Aunque no falten los rulos en el todo a cien, en los salones modernos están recluidos en un rincón, junto al secador de pie. Lo que se lleva es la tonalidad, el efecto, las capas, la nutrición, el volumen, y los trocitos de papel albal para los reflejos, que ya no se llaman mechas. Como todas lucimos igualmente horribles, ninguna se ríe de la compañera. Nos enfrascamos en lecturas de calado, como la entrevista a una estreñida de “una de las familias más antiguas” de Italia, que muestra su casa, con imponentes cuadros, magníficas porcelanas y frescos en bajorrelieve, y que, desagradecida ella, afirma que “la sencillez y la vida informal son más mi tipo”. Comentado también es el artículo “afrontar las navidades sin kilos de más”, porque tres son los temas predilectos de la peluquería: los hijos (ese se comenta de pasada, porque aquí somos mujeres, no mamás), las dietas y los dolores. Por ejemplo, a la señora de al lado, que iba a ir a urgencias pero había mucha cola y cambió al médico por el peine, le aconsejan que lo mejor para el dolor de barriga es una patata cocida machacada con aceite y limón.
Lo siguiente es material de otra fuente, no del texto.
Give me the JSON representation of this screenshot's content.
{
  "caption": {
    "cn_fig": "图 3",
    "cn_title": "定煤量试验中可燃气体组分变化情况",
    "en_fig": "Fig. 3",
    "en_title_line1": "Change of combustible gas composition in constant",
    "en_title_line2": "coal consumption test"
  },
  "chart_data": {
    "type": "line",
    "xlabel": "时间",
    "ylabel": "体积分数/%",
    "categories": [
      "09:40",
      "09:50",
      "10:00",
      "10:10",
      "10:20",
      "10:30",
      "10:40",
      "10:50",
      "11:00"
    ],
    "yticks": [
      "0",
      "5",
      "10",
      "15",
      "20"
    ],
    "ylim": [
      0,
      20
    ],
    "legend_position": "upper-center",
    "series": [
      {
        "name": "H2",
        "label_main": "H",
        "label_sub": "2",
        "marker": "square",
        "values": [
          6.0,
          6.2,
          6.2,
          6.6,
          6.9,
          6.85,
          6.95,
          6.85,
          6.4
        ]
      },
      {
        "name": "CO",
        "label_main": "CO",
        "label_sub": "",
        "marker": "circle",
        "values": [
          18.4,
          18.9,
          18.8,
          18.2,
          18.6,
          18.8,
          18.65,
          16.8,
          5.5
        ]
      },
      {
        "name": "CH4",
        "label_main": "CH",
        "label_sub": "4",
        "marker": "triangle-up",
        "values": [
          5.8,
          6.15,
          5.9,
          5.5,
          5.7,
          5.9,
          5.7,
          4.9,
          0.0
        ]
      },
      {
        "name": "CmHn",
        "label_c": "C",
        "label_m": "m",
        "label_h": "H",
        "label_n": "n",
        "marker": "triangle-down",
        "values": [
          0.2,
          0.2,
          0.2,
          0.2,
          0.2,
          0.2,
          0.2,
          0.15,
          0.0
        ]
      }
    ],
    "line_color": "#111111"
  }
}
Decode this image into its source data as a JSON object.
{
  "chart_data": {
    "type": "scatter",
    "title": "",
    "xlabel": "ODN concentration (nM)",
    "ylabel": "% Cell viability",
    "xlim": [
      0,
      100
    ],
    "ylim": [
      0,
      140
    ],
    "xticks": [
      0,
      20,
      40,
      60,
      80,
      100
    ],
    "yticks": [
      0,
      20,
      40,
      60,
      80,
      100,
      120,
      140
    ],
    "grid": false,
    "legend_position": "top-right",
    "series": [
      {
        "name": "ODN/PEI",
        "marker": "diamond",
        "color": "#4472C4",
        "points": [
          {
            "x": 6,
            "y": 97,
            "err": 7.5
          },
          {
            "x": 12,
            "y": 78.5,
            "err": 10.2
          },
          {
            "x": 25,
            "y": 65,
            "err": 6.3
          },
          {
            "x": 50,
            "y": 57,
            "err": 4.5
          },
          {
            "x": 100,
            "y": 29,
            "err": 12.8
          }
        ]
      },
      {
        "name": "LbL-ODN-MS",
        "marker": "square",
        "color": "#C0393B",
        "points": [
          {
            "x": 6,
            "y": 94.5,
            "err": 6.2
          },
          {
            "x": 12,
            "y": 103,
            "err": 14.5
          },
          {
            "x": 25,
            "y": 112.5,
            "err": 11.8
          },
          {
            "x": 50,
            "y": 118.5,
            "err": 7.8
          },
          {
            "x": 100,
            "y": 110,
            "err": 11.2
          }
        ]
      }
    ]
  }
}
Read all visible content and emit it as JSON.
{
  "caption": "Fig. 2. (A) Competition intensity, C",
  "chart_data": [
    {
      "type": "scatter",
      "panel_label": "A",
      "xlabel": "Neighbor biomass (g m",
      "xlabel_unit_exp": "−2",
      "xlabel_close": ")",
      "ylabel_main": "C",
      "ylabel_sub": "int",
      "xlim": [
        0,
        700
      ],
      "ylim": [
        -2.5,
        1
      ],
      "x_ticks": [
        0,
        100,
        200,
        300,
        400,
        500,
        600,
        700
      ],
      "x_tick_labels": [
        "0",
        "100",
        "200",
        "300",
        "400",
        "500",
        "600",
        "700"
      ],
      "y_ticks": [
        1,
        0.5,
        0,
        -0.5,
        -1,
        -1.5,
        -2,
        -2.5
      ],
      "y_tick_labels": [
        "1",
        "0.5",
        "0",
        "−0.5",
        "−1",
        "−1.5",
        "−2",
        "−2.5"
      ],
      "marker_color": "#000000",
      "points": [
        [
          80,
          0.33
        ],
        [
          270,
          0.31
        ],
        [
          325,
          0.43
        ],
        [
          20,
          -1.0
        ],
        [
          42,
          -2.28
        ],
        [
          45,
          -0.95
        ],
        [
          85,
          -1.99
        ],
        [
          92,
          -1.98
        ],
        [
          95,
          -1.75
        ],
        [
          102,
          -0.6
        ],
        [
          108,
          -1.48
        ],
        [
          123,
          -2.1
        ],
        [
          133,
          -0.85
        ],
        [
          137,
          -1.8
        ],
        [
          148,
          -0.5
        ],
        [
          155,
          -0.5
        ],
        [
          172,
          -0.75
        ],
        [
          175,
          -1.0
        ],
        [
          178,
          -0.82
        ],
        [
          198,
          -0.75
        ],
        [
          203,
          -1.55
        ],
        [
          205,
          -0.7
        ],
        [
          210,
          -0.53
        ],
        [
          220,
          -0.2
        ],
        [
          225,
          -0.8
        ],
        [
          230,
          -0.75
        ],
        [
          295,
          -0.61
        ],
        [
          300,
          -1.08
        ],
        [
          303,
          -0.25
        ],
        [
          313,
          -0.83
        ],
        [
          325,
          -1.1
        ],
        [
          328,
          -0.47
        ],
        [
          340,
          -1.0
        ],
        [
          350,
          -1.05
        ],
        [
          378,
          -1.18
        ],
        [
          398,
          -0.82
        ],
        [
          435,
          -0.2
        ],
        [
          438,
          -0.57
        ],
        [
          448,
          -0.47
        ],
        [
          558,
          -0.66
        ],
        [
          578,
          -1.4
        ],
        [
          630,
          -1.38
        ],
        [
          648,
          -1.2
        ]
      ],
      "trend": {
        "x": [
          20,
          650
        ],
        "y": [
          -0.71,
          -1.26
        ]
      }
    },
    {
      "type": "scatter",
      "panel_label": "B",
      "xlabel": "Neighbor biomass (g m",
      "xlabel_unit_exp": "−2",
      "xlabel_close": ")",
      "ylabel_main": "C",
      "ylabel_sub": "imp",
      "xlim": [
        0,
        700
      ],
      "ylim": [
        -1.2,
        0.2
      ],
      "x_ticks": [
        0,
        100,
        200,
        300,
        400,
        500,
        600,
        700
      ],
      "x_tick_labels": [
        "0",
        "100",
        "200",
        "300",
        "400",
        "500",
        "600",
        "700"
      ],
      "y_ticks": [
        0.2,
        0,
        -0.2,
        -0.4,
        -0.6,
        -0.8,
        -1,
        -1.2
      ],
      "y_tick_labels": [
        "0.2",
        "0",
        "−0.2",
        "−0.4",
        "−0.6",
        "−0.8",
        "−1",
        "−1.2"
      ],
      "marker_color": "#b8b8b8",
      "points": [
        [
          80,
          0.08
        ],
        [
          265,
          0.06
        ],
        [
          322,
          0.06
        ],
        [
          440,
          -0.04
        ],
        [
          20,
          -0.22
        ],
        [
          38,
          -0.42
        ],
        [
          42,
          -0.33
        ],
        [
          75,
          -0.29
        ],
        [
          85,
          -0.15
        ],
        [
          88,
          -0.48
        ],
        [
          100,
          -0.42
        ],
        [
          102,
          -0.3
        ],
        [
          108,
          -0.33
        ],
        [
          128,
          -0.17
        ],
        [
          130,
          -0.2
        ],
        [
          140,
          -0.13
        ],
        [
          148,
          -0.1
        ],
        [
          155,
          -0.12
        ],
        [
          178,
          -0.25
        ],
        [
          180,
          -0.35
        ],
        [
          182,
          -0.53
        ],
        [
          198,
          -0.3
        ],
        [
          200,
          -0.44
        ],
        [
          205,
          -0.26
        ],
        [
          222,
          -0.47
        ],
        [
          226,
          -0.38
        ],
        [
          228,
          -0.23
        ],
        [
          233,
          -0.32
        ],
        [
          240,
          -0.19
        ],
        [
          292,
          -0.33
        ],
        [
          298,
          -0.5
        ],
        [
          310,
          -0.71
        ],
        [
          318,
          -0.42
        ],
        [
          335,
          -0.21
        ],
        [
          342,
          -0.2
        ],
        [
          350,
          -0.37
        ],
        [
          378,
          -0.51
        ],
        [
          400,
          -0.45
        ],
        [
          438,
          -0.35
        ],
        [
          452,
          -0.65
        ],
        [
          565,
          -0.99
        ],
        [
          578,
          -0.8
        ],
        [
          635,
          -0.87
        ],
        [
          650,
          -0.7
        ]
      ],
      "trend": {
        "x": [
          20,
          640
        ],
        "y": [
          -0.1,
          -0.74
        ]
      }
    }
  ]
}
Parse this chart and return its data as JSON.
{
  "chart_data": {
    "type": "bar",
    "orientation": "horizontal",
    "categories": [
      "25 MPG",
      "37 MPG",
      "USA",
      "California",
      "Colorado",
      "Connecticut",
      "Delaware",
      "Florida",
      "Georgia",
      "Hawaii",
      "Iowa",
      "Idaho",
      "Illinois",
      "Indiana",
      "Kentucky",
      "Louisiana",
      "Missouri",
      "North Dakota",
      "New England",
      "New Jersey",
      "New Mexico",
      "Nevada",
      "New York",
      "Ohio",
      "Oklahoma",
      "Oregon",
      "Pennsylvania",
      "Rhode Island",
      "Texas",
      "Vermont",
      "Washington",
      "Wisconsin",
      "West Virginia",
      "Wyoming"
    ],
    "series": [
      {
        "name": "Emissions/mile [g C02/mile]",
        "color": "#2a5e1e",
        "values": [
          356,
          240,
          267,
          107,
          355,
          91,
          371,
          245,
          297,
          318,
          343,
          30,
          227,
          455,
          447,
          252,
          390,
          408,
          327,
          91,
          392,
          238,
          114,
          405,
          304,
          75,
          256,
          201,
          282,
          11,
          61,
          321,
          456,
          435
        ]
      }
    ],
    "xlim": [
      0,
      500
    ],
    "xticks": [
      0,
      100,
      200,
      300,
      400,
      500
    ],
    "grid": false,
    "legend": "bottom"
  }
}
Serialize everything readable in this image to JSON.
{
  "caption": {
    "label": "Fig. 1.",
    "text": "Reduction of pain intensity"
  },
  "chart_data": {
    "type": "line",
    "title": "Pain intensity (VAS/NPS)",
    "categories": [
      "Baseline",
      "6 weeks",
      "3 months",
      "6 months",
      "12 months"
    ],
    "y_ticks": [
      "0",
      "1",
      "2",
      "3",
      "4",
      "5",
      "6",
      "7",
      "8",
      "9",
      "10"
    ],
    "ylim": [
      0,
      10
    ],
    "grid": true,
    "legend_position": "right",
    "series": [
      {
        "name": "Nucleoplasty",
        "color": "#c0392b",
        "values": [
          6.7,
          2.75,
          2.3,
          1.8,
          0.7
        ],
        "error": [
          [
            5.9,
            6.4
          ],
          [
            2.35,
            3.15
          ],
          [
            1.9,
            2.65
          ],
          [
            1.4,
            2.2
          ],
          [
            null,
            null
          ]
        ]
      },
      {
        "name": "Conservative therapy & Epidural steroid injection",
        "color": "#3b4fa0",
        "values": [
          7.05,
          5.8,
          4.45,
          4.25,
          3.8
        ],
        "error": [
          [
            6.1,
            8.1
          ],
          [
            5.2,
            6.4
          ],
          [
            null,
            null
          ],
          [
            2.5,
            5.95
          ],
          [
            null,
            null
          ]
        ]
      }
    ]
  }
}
Ya no me acuerdo de lo que hablaban las chicas que iban juntas al servicio de los bares (yo debía ser poco chica, porque iba sola), pero en la peluquería sólo hablan de hombres o las recién emparejadas, o las que están hasta la peineta. En general no es un trending topic, y su interés queda muy por debajo de cualquier receta o truco para camuflar las ojeras. Las señoras mayores, que acuden un día fijo –el lunes o el viernes o sábado, para aguantar la semana–, vacunadas de cualquier romanticismo, son las que mejor se entregan a la disciplina del arreglo, porque conocen sus inmediatos beneficios.
Debajo de la toalla, con el babi azul, se me ocurre que sin el adorno del pelo y la ropa una podría ser una mujer o cualquier otra cosa: un vendedor de seguros, sin ir más lejos. Pero cuando salimos del laboratorio todo cambia. La estirada que estaba a mi lado, que con el turbante se parecía tanto a “Rebeca”, se ha plantado unos tirabuzones rubios a lo Farrah Fawcett y ha elegido el morado para las uñas. Antes de pagar, se echa una miradilla triunfal en el espejo, y la peluquera le comenta que vaya melenón que se le está poniendo, que “ya se sabe que la cana engorda el cabello”.
Mientras barren los pelos de tres clientas, viene el padre del niño y atraviesa el gineceo a toda pastilla, como si pudiera perder la virilidad con una rociada de Elnett. Pues a lo mejor era lo que le hacía falta: un buen golpe de laca puede ser definitivo para la autoestima.
Postada: la foto es de un cartel muy bonito de una peluquería de Valladolid, pero que conste que nada tiene que ver con la historia que cuento.